Юлий Цезарь, акт V, сцена 1

   Погода была великолепной. В течение трех недель после шторма солнце вставало над спокойным, ласковым морем и уходило вечером в красное марево за горой Атос и Самофракией. Длинные ночи проходили в относительном спокойствии. Случались неожиданные тревоги при свете звезд, когда взрывалась мина, вспыхивала ружейная перестрелка, а днем — беспорядочная орудийная пальба. Но ни одна из сторон не делала попыток предпринять наступление.
   При более прохладной погоде солдаты стали меньше болеть. Наконец-то стало в достатке воды и улучшилось питание. На Имбросе была построена пекарня, и солдаты временами видели свежий хлеб. Иногда на короткие интервалы появлялась столовая, и, пока в ней не кончались продукты, солдаты старались промотать свое не растраченное за несколько месяцев жалованье. По подразделениям раздали одеяла, высокие ботинки и даже керосинки, и началась лихорадочная подготовка к зиме. Подобно животным, впадающим в зимнюю спячку, солдаты уходили под землю, перекрывали блиндажи досками и оцинкованной жестью, закапывались глубже и глубже в камень. От движения транспорта, сновавшего взад-вперед между причалом и окопами, веяло чем-то постоянным. Каждый день в один и тот же час проходили повозки с мулами, стояли часовые, группы по внестроевым нарядам пробирались к берегу, а те, кого отправляли в отпуск на острова, возвращались вечерним паромом. Каждый день с регулярностью докеров или шахтеров, заступающих на смену, группы солдат шли на работу на верфи и подземные сооружения. Это была игра в ожидание, и было ощущение безопасности в этих повторяющихся привычках, строительстве объектов, а не их уничтожении.

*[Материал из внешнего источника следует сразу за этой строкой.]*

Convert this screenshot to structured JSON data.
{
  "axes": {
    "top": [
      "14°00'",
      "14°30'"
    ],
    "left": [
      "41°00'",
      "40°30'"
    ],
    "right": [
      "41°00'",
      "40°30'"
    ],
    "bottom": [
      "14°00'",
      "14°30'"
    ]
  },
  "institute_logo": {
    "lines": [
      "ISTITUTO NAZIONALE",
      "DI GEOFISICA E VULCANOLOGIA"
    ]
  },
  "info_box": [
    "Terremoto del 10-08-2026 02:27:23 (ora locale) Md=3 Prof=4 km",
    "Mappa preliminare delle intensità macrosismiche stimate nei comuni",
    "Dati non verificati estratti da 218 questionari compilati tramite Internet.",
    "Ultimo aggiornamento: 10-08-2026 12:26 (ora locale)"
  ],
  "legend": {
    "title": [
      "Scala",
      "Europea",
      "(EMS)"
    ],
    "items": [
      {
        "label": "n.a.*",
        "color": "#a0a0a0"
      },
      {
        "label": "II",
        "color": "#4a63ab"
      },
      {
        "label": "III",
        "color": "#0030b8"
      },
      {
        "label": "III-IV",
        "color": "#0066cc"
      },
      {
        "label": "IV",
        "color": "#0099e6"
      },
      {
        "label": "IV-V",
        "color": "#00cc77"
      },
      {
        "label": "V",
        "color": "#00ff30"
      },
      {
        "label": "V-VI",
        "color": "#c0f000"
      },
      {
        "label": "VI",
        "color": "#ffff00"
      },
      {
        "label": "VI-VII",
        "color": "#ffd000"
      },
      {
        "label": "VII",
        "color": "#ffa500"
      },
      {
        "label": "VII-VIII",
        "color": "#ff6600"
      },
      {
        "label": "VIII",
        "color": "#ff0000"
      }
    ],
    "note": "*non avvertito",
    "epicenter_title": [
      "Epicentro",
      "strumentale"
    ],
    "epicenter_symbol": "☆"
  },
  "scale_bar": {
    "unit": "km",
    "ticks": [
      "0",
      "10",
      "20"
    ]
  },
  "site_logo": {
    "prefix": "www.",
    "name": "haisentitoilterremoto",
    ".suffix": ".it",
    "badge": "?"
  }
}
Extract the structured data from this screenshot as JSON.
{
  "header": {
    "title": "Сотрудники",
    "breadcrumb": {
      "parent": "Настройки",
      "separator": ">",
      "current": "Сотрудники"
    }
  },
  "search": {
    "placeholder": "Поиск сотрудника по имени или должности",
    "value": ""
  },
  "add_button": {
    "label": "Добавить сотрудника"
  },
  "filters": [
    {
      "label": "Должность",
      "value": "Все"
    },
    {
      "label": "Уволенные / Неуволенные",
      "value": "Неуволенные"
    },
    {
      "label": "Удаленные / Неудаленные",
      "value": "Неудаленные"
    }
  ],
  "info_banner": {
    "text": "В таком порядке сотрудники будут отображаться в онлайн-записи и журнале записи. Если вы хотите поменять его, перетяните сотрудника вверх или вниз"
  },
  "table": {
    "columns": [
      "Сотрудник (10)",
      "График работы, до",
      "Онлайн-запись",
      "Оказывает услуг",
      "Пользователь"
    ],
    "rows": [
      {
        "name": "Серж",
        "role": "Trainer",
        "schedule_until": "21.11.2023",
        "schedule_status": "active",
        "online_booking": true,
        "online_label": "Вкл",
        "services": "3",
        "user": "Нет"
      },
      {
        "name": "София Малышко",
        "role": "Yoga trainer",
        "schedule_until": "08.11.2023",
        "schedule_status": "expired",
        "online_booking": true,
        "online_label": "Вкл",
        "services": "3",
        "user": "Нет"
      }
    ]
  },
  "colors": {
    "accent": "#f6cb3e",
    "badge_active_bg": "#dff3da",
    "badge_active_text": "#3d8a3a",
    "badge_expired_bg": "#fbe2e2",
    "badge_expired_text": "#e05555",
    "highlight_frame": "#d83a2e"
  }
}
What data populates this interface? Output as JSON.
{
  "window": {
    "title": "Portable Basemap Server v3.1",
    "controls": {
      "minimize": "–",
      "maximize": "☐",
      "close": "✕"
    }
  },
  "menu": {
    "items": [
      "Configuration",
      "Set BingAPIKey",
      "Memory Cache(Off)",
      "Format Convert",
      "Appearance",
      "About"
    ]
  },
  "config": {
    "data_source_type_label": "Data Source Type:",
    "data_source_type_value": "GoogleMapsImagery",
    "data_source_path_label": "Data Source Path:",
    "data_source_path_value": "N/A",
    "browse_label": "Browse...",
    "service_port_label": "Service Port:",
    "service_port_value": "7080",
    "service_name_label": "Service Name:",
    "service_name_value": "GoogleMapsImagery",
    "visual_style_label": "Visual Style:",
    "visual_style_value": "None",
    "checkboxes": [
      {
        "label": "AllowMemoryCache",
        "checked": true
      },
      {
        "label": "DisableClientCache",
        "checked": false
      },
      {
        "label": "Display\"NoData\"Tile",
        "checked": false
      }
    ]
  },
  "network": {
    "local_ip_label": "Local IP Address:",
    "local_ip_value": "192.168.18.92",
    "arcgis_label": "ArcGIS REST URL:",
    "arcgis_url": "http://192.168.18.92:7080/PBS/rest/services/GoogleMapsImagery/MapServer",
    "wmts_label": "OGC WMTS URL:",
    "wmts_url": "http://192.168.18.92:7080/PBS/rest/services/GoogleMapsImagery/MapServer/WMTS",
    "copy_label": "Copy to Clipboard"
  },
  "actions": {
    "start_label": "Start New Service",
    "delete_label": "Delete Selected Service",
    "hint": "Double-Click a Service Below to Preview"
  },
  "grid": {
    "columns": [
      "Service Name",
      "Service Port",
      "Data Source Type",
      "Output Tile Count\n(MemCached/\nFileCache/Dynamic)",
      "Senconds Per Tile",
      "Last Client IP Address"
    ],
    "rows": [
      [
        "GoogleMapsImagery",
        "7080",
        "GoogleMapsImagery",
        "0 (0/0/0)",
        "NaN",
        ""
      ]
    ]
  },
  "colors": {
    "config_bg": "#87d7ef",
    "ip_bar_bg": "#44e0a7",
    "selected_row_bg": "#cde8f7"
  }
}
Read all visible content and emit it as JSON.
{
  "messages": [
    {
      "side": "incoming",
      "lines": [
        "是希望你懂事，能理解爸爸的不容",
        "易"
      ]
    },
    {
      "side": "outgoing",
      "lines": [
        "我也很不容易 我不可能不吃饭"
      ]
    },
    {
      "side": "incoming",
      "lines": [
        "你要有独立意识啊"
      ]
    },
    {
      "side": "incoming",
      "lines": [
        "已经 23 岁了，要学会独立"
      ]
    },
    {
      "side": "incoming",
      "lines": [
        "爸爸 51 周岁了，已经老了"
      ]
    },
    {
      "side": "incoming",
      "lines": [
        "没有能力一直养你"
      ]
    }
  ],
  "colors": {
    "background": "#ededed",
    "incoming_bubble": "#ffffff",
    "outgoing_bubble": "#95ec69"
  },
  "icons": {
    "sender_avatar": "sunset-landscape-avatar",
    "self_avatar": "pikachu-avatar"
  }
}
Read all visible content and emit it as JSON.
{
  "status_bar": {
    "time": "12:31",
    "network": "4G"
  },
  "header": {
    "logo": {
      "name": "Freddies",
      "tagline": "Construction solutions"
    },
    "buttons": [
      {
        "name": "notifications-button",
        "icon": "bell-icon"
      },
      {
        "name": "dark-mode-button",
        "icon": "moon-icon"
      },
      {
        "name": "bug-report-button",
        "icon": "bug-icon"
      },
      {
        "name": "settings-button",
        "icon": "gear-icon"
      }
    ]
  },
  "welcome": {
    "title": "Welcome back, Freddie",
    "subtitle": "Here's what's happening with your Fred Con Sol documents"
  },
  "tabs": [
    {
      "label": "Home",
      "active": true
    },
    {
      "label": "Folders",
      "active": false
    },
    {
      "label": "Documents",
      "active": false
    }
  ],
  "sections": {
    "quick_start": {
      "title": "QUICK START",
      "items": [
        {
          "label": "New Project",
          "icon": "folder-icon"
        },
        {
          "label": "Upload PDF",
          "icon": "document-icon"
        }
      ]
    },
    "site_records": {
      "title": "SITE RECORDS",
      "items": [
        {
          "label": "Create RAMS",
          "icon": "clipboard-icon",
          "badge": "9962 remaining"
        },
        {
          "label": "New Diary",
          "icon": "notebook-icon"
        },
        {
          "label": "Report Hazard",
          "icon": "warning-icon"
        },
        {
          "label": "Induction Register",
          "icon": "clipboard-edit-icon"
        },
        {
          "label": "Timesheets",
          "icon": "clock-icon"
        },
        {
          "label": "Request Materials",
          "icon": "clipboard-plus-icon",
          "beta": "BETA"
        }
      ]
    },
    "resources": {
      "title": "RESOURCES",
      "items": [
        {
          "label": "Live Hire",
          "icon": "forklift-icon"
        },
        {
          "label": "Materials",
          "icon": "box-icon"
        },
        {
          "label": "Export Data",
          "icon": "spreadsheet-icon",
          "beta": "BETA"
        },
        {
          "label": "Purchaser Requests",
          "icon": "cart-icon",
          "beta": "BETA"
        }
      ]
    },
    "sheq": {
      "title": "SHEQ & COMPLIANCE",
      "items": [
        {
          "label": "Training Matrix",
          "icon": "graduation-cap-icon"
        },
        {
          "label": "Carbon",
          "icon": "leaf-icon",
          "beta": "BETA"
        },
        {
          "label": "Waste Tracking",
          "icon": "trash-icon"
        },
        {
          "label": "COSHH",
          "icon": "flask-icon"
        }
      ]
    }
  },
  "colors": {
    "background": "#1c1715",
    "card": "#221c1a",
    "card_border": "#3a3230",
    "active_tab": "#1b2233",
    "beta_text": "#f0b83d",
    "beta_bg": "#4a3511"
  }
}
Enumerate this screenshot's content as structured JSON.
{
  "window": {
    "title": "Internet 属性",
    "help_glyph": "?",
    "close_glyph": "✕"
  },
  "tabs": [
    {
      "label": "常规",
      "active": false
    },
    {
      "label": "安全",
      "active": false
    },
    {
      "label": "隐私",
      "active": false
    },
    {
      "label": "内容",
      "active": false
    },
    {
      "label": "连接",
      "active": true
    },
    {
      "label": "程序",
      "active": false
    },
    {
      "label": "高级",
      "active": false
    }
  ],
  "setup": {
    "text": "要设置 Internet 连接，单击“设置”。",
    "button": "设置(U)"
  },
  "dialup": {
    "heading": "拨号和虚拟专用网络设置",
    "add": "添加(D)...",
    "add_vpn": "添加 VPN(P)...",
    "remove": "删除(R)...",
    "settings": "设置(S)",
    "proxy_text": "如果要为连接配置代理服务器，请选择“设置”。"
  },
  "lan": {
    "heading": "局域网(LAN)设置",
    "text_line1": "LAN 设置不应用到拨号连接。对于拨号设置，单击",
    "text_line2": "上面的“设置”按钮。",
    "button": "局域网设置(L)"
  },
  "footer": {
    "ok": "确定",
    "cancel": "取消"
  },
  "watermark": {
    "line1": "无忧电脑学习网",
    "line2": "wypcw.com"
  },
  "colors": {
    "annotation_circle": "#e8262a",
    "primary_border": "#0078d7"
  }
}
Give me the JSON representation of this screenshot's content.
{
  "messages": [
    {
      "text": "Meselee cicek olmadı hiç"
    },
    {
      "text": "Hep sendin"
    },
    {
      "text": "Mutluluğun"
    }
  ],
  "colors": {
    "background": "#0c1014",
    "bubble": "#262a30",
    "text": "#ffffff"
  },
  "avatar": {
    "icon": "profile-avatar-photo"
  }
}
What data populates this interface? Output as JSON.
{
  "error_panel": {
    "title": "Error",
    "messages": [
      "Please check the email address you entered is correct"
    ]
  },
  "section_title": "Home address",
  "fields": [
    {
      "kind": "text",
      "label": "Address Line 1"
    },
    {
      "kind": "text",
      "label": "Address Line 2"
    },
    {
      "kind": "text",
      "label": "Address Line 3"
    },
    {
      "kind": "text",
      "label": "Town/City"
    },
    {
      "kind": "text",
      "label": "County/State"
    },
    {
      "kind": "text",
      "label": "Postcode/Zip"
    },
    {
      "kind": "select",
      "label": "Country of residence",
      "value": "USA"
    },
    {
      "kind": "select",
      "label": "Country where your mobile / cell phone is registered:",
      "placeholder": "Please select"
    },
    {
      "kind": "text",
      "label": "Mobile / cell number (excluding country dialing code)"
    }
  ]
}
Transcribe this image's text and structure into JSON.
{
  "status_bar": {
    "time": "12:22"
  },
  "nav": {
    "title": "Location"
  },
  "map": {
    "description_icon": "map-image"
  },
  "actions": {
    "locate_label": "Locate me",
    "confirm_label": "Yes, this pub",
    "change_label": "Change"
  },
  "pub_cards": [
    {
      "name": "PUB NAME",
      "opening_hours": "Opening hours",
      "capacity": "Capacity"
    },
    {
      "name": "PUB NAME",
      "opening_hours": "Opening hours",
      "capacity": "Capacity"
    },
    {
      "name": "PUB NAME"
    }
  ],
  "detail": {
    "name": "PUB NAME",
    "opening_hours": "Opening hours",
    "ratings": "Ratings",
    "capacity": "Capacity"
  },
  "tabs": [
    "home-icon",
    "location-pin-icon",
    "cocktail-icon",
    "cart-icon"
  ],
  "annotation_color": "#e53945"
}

   К настоящему времени за Галлиполи была уже установившаяся репутация. Он перестал быть константинопольской экспедицией или вообще экспедицией. Это был Галлиполи — название, раз за разом повторявшееся в газетах. В человеческих умах на родине сформировалась картина так же, как ранее они себе представляли гарнизоны на северо-западе Индии, Китченера и Гордона в Судане, африканский вельд в Англо-бурской войне. Они видели, или полагали, что видят, траншеи в скалах, а внизу синее Средиземное море, зловещих турок в тюрбанах (вряд ли здорово отличающихся от «патанов» (афганцев), «волосатиков» (индусов (?), аборигенов), и каждый помнил имена генералов и адмиралов. Также было известно, что в Галлиполи дела «шли неважно», что надо что-то с этим делать, и, хотя поле битвы было совсем не таким, как все остальные в этой войне, оно являлось мучительной реальностью для каждой семьи, ожидавшей письма с фронта.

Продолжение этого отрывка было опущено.